Republicans will support Gina McCarthy if she changes
her middle name to "Yes, anything you say."
Last Thursday, all eight Republicans on the Senate’s Environment and Public Works Committee
threw a tantrum and refused to show up to vote on the nomination of Gina McCarthy to head the Environmental Protection Agency. This Thursday, they
showed up so they could vote against her. Along partisan lines, the committee cleared her 10-to-8 for consideration by the full Senate. Despite her bipartisan credentials, she could face trouble when the debate begins there. There's slim-to-nil chance she could get the needed 60 votes if Republicans
try to filibuster her nomination.
That won't happen, according to the ranking Republican on the committee, Sen. David Vitter of Louisiana—who has been leading the charge against her—if she answers a few more questions satisfactorily. It's not a stretch to say she's been pummeled with questions, 1,079 of them altogether, and she has answered them all.
But there remain three sticking points. Which is no surprise given that many Republicans would like to see the EPA dealt with the way the Romans dealt with Carthage, leaving not one of its bricks atop another and then salting the ground they stood on. If they can get her and the agency to say no on any of those questions, they'll have what they consider justification for blocking her confirmation.
Vitter and other Senate Republicans claim their remaining concerns about McCarthy have nothing to do with decisions she has made in her post as EPA assistant administrator for the Office of Air and Radiation but rather with agency transparency. Malarkey. The crux of the matter is ideology centered on what the likes of Mitch McConnell call "job-killing regulations." You can find out what the Republicans' ridiculous, industry-pushed complaints are below the fold.

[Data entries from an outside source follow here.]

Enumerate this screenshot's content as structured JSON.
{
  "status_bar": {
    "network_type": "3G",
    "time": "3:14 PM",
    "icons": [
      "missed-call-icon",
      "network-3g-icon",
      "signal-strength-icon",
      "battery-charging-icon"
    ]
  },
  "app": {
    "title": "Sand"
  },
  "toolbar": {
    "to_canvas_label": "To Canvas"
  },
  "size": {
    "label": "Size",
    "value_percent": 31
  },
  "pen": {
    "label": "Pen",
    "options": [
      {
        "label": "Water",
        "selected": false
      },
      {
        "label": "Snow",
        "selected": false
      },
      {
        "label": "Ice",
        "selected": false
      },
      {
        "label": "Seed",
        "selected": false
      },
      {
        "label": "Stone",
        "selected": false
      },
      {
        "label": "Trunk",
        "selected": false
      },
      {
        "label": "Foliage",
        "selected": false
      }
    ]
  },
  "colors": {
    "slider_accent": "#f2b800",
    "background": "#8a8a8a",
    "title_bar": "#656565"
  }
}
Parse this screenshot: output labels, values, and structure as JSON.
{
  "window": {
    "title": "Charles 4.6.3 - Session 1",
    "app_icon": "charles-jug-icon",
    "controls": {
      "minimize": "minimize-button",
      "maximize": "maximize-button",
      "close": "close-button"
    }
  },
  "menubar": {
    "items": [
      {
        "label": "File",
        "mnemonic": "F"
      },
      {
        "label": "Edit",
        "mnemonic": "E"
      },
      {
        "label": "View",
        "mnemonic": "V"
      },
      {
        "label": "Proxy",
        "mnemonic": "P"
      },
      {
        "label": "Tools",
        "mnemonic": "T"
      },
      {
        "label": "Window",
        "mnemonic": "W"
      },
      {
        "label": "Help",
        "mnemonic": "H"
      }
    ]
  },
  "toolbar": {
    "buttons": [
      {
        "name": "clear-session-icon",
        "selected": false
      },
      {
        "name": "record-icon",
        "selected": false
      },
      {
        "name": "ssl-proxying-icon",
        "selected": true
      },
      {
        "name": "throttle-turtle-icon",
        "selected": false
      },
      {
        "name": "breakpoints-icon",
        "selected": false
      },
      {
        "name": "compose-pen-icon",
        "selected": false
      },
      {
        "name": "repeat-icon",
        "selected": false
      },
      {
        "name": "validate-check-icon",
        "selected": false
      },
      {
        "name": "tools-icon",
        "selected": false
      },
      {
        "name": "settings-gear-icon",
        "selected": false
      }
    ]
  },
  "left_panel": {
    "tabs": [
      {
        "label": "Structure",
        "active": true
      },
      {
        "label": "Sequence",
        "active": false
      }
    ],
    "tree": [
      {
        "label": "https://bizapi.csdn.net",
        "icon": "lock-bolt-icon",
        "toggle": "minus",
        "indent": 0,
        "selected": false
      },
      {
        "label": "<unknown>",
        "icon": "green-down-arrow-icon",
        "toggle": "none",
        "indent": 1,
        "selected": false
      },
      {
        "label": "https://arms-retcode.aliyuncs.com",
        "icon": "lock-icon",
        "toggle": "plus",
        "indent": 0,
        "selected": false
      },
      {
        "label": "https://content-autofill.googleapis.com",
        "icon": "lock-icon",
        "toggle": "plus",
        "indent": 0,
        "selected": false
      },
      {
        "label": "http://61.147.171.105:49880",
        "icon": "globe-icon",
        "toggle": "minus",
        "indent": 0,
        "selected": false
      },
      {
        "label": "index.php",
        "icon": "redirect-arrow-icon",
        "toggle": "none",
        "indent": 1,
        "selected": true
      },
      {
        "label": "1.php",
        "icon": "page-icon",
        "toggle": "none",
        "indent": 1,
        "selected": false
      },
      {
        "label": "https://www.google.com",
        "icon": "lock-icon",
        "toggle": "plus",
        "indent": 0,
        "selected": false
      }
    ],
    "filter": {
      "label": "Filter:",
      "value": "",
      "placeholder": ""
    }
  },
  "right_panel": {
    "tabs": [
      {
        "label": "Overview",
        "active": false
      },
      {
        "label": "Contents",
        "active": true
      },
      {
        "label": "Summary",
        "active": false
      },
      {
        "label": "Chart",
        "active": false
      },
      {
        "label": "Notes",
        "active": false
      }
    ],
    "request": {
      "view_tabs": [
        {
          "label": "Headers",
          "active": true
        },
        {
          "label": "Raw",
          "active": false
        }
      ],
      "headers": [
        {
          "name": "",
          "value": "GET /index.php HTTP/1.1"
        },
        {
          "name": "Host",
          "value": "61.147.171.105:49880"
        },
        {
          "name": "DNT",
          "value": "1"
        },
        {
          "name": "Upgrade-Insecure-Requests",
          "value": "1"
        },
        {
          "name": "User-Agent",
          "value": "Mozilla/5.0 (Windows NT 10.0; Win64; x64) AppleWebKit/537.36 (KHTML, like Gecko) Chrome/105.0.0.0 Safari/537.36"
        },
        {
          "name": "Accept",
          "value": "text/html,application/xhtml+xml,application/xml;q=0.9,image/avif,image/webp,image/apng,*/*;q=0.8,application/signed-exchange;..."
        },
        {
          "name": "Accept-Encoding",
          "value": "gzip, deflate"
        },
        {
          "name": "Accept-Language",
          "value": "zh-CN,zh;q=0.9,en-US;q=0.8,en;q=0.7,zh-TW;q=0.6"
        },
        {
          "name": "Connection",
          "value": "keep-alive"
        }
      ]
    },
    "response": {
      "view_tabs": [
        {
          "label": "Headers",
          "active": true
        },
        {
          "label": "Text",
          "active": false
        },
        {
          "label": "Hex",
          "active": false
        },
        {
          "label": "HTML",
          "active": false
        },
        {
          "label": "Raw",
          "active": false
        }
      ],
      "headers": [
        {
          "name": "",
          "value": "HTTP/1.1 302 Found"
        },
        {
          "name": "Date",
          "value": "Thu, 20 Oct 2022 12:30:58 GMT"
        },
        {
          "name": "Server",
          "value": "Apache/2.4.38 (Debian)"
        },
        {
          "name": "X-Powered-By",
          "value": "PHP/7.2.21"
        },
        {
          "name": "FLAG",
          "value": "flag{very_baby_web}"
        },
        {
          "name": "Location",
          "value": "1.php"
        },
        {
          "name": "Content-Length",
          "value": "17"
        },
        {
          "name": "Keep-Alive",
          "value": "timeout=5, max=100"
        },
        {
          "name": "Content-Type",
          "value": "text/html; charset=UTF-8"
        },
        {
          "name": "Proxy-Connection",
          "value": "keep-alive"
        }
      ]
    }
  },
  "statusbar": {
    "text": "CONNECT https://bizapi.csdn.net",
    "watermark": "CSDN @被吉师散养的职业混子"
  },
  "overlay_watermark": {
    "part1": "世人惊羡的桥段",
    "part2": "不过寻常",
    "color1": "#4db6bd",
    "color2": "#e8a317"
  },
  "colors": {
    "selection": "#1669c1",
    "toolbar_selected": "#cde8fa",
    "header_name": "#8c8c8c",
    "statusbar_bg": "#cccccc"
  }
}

Vitter still counts five outstanding questions even though two are moot, having been answered in ways that fully meet Republican concerns or at least did so when they were first asked. Moving the goalposts is not exactly unheard of in GOP dealings in such affairs. Remaining at issue are three matters that the agency is very unlikely to agree on:
• Republicans want the EPA to adopt an industry-generated version of "whole economy" cost-benefit analysis for any new regulations. John Walke, clean air director at the Natural Resources Defense Council points out that this approach is not peer-reviewed, would ignore various health and environmental factors and is favored by industry precisely because it would lead to industry-preferred outcomes.
• Republicans want to see data from air pollution studies of the past 20 years "regarding the health impacts of particulate matter (or soot) pollution." The problem is that these data include medical information that could identify individual patients who have been part of these studies.
• Republicans want non-party “intervenors” in lawsuits to be allowed to participate in settlement negotiations. As Walke says, this "means industries that pollute illegally would be guaranteed a right to try to limit the response to their own illegal activities."
Conceding that much progress had been made, Vitter on Thursday said:
Should major additional progress be made in all of the five categories over the next two weeks, I will strongly support handling the McCarthy nomination on the
Senate floor without a cloture vote or any 60-vote threshold. Should all of our requests in the five categories be granted, I will support the McCarthy nomination.
Shorter version: If McCarthy and the EPA give Republicans everything they want, followed by a kowtow, they'll stop obstructing this nomination that ought to have been confirmed unanimously weeks ago.